In the first study of intralesional etanercept as a treatment for keloids, the drug shows early promise, particularly regarding pruritus, says a study author.

Key Points

National report - A small study has shown for the first time that intralesional etanercept may provide an effective treatment for keloids, one of the authors says.

Because there is currently no consistently effective treatment for keloids, investigators tested an intralesional corticosteroid (triamcinolone acetonide/TAC) against intralesional etanercept (Enbrel, Amgen/Wyeth), says Martha Viera, M.D., clinical research fellow, department of dermatology and cutaneous surgery, University of Miami School of Medicine.

A mainstay of keloid treatment, intralesional corticosteroids downregulate collagen gene expression, alter glycosaminoglycans and decrease fibroblast proliferation.

The recombinant TNF-alpha receptor fusion protein etanercept is capable of binding to and neutralizing activity of soluble TNF-alpha, thereby reducing local TNF-alpha activity in abnormally dense fibrous tissue such as keloids, she says.

Therefore, etanercept may have an anti-fibrotic therapeutic effect, she says.

Study parameters

For the single-center, prospective, single-blind, IRB-approved study, investigators randomized 20 subjects, who were treated with either 25 mg/ml of etanercept or 20 mg/ml of TAC injections monthly for two months.

Investigators evaluated keloids at baseline, week four and week eight using a visual analog scale (VAS, 0=best, 10=worst) in a blinded fashion.

Researchers also digitally photographed keloids and noted adverse events during each visit.

All 10 subjects in the treatment cohort completed the study; eight in the control group did so as well.

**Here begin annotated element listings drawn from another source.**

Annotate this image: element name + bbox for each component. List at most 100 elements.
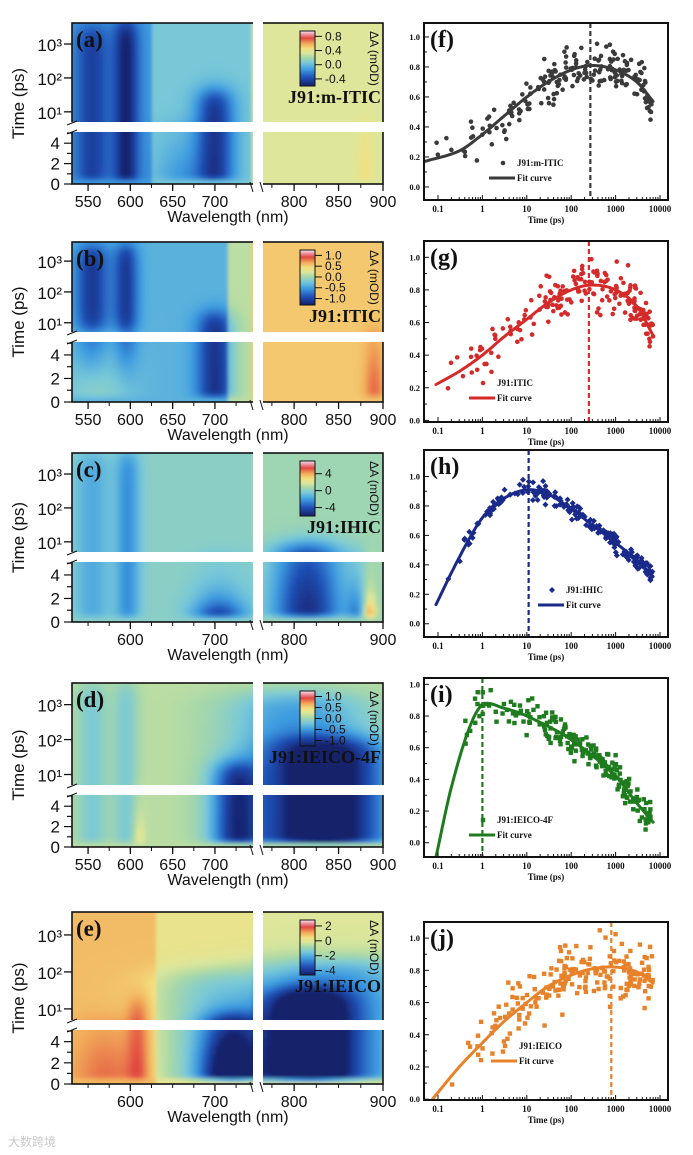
heatmap-cell (120, 51, 125, 56)
heatmap-cell (267, 144, 272, 149)
heatmap-cell (363, 95, 368, 100)
heatmap-cell (307, 107, 312, 112)
heatmap-cell (96, 176, 101, 181)
heatmap-cell (379, 132, 383, 137)
heatmap-cell (128, 306, 133, 311)
heatmap-cell (303, 164, 308, 169)
heatmap-cell (112, 172, 117, 177)
heatmap-cell (88, 164, 93, 169)
heatmap-cell (100, 378, 105, 383)
heatmap-cell (188, 103, 193, 108)
heatmap-cell (271, 43, 276, 48)
heatmap-cell (84, 298, 89, 303)
heatmap-cell (355, 31, 360, 36)
heatmap-cell (319, 136, 324, 141)
heatmap-cell (152, 140, 157, 145)
heatmap-segment (72, 242, 253, 332)
heatmap-cell (184, 27, 189, 32)
heatmap-cell (140, 39, 145, 44)
heatmap-cell (248, 87, 253, 92)
heatmap-cell (339, 63, 344, 68)
heatmap-cell (331, 51, 336, 56)
heatmap-cell (180, 144, 185, 149)
heatmap-cell (200, 250, 205, 255)
heatmap-cell (100, 99, 105, 104)
heatmap-cell (96, 390, 101, 395)
heatmap-cell (339, 31, 344, 36)
heatmap-cell (236, 59, 241, 64)
heatmap-cell (172, 306, 177, 311)
heatmap-cell (335, 136, 340, 141)
heatmap-cell (156, 160, 161, 165)
heatmap-cell (156, 258, 161, 263)
heatmap-cell (108, 168, 113, 173)
heatmap-cell (252, 298, 253, 303)
heatmap-cell (339, 51, 344, 56)
heatmap-cell (379, 43, 383, 48)
heatmap-cell (144, 107, 149, 112)
heatmap-cell (104, 59, 109, 64)
heatmap-cell (200, 152, 205, 157)
heatmap-cell (244, 180, 249, 184)
heatmap-cell (236, 172, 241, 177)
heatmap-cell (331, 144, 336, 149)
heatmap-cell (347, 164, 352, 169)
heatmap-cell (263, 176, 268, 181)
heatmap-cell (244, 99, 249, 104)
heatmap-cell (140, 136, 145, 141)
heatmap-cell (76, 103, 81, 108)
heatmap-cell (160, 164, 165, 169)
heatmap-cell (72, 290, 77, 295)
heatmap-cell (144, 326, 149, 331)
heatmap-cell (244, 75, 249, 80)
heatmap-cell (283, 168, 288, 173)
heatmap-cell (212, 258, 217, 263)
heatmap-cell (104, 51, 109, 56)
heatmap-cell (116, 168, 121, 173)
heatmap-cell (244, 310, 249, 315)
heatmap-cell (72, 27, 77, 32)
heatmap-cell (132, 386, 137, 391)
heatmap-cell (248, 148, 253, 153)
heatmap-cell (216, 132, 221, 137)
heatmap-cell (156, 103, 161, 108)
heatmap-cell (108, 115, 113, 120)
heatmap-cell (271, 87, 276, 92)
heatmap-cell (244, 144, 249, 149)
heatmap-cell (176, 75, 181, 80)
heatmap-cell (164, 306, 169, 311)
heatmap-cell (140, 270, 145, 275)
heatmap-cell (80, 306, 85, 311)
heatmap-cell (343, 95, 348, 100)
heatmap-cell (267, 115, 272, 120)
heatmap-cell (124, 35, 129, 40)
heatmap-cell (160, 180, 165, 184)
heatmap-cell (224, 27, 229, 32)
heatmap-cell (271, 75, 276, 80)
heatmap-cell (120, 115, 125, 120)
heatmap-cell (136, 358, 141, 363)
heatmap-cell (156, 23, 161, 28)
heatmap-cell (164, 136, 169, 141)
heatmap-cell (124, 306, 129, 311)
heatmap-cell (152, 330, 157, 332)
heatmap-cell (148, 326, 153, 331)
heatmap-cell (339, 180, 344, 184)
heatmap-cell (100, 31, 105, 36)
heatmap-cell (72, 346, 77, 351)
heatmap-cell (204, 242, 209, 247)
heatmap-cell (132, 322, 137, 327)
heatmap-cell (323, 132, 328, 137)
heatmap-cell (72, 119, 77, 122)
heatmap-cell (232, 298, 237, 303)
heatmap-cell (279, 152, 284, 157)
heatmap-cell (176, 322, 181, 327)
heatmap-cell (335, 71, 340, 76)
heatmap-cell (359, 132, 364, 137)
heatmap-cell (96, 330, 101, 332)
heatmap-cell (204, 306, 209, 311)
heatmap-cell (100, 286, 105, 291)
heatmap-cells (72, 342, 253, 402)
heatmap-cell (347, 67, 352, 72)
heatmap-cell (160, 306, 165, 311)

At week four, etanercept achieved greater improvements than TAC on parameters including erythema and pruritus. However, these findings did not reach statistical significance.

At week eight, etanercept achieved a considerable improvement on four out of 12 parameters (induration, erythema, itching, patient cosmetic assessments), Dr. Viera says, although none of these findings reached statistical significance.

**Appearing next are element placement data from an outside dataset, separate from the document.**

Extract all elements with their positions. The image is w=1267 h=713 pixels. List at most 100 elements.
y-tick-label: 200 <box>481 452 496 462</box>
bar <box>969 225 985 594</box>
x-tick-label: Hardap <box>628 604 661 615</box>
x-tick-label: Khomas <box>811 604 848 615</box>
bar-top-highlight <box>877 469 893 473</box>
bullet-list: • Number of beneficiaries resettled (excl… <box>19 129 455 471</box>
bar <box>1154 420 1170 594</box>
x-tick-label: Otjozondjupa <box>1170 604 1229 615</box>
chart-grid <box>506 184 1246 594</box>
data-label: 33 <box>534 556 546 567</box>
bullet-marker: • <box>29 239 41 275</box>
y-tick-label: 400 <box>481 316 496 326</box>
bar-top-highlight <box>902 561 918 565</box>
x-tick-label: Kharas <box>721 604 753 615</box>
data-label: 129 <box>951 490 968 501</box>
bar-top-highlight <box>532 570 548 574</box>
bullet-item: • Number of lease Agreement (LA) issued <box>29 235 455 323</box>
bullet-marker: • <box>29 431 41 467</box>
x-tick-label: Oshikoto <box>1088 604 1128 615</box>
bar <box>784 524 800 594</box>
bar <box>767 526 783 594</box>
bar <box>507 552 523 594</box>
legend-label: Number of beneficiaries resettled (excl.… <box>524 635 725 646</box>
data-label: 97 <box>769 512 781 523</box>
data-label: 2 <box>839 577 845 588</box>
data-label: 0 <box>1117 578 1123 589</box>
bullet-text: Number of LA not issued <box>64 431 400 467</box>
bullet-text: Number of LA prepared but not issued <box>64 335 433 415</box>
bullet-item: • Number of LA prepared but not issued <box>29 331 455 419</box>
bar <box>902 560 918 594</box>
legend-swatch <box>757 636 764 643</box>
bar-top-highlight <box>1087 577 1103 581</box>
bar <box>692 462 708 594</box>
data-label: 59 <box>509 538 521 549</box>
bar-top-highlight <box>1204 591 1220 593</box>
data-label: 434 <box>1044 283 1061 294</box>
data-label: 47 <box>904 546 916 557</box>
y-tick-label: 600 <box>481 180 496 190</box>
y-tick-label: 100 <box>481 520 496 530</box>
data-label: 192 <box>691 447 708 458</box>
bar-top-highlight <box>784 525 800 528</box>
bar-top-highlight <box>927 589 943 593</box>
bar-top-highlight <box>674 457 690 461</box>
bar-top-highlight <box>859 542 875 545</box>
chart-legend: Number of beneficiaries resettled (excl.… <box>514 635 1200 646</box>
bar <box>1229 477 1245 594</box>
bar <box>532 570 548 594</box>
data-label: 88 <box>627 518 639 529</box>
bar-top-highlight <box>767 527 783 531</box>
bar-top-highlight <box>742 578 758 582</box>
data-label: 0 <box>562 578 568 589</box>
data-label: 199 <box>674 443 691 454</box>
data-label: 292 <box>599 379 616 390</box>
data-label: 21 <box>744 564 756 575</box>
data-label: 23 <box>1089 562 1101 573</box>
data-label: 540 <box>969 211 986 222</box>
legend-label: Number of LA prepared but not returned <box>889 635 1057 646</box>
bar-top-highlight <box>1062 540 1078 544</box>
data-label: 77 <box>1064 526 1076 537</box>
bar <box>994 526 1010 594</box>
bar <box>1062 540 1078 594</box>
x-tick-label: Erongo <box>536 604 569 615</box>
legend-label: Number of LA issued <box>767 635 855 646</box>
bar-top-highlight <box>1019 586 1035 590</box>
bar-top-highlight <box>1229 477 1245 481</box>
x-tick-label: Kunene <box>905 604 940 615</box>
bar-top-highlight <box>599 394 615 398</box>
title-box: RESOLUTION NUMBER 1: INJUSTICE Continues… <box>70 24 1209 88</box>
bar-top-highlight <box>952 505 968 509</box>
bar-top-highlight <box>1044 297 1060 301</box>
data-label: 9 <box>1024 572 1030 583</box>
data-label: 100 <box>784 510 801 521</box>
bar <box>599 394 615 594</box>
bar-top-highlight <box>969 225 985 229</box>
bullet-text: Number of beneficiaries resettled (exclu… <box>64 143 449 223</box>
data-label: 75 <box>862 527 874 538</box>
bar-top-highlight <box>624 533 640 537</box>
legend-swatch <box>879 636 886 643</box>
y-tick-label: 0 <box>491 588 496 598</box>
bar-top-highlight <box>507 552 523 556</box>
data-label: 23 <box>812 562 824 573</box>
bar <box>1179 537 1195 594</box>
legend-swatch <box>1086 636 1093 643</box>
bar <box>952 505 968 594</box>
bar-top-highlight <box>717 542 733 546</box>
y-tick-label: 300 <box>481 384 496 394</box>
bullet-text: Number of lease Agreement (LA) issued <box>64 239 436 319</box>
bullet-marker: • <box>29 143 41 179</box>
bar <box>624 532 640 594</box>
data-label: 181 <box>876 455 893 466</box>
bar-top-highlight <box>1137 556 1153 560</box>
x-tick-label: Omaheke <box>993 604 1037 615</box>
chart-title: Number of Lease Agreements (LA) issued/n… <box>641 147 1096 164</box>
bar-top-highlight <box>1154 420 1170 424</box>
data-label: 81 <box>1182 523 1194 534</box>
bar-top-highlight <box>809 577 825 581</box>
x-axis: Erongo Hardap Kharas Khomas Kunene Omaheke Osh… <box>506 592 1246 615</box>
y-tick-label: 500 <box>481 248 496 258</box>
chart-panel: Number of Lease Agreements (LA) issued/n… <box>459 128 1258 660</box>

"It was interesting to find that etanercept reduced pruritus more significantly than TAC did (-56 percent versus -23 percent at week eight)," Dr. Viera says.

"Since steroids are drugs that produce an anti-inflammatory effect," she says, "one would expect to find less pruritus after a course of treatment with steroids."

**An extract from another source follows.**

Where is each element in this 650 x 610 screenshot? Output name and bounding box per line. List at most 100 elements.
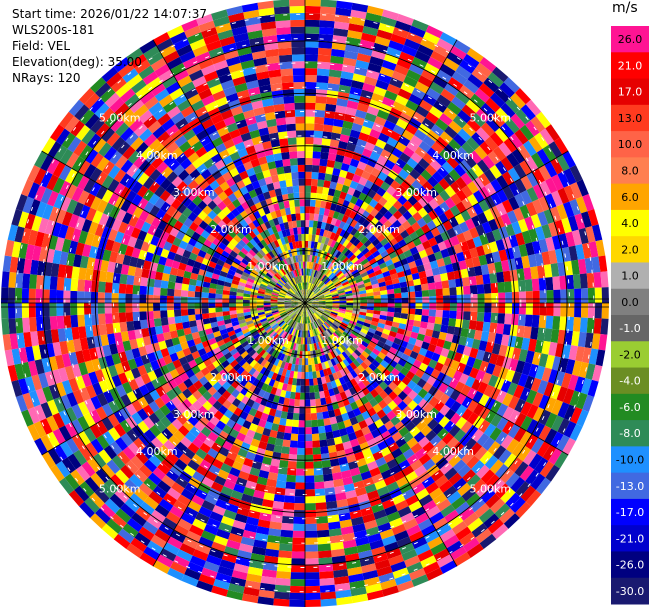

Regarding patient satisfaction, etanercept scored 46.1 percent at week four and 56.2 percent at week eight. TAC, on the other hand, earned patient satisfaction scores of 61.3 and 62 percent, respectively.


The study's limitations include small size and short-term follow-up, as well as the fact that patients only received two doses, Dr. Viera says.

"During this study," she says, "the available etanercept concentration was limited to 25 mg/ml. Therefore, additional studies with higher concentrations (50 mg/ml) and larger study populations would be needed to assess etanercept's efficacy and tolerability and to determine its potential use in the treatment of keloids."


"Keloids are difficult to treat. Etanercept, at the administered intralesional dose, was safe and well-tolerated and obtained improvement in several parameters measured in keloids," Dr. Viera says.

"This is a totally new therapeutic application of an anti-TNF-alpha drug, which has never been tried before," she says.

Disclosure: This study was partially sponsored by Amgen. Dr. Viera reports no other relevant financial interests.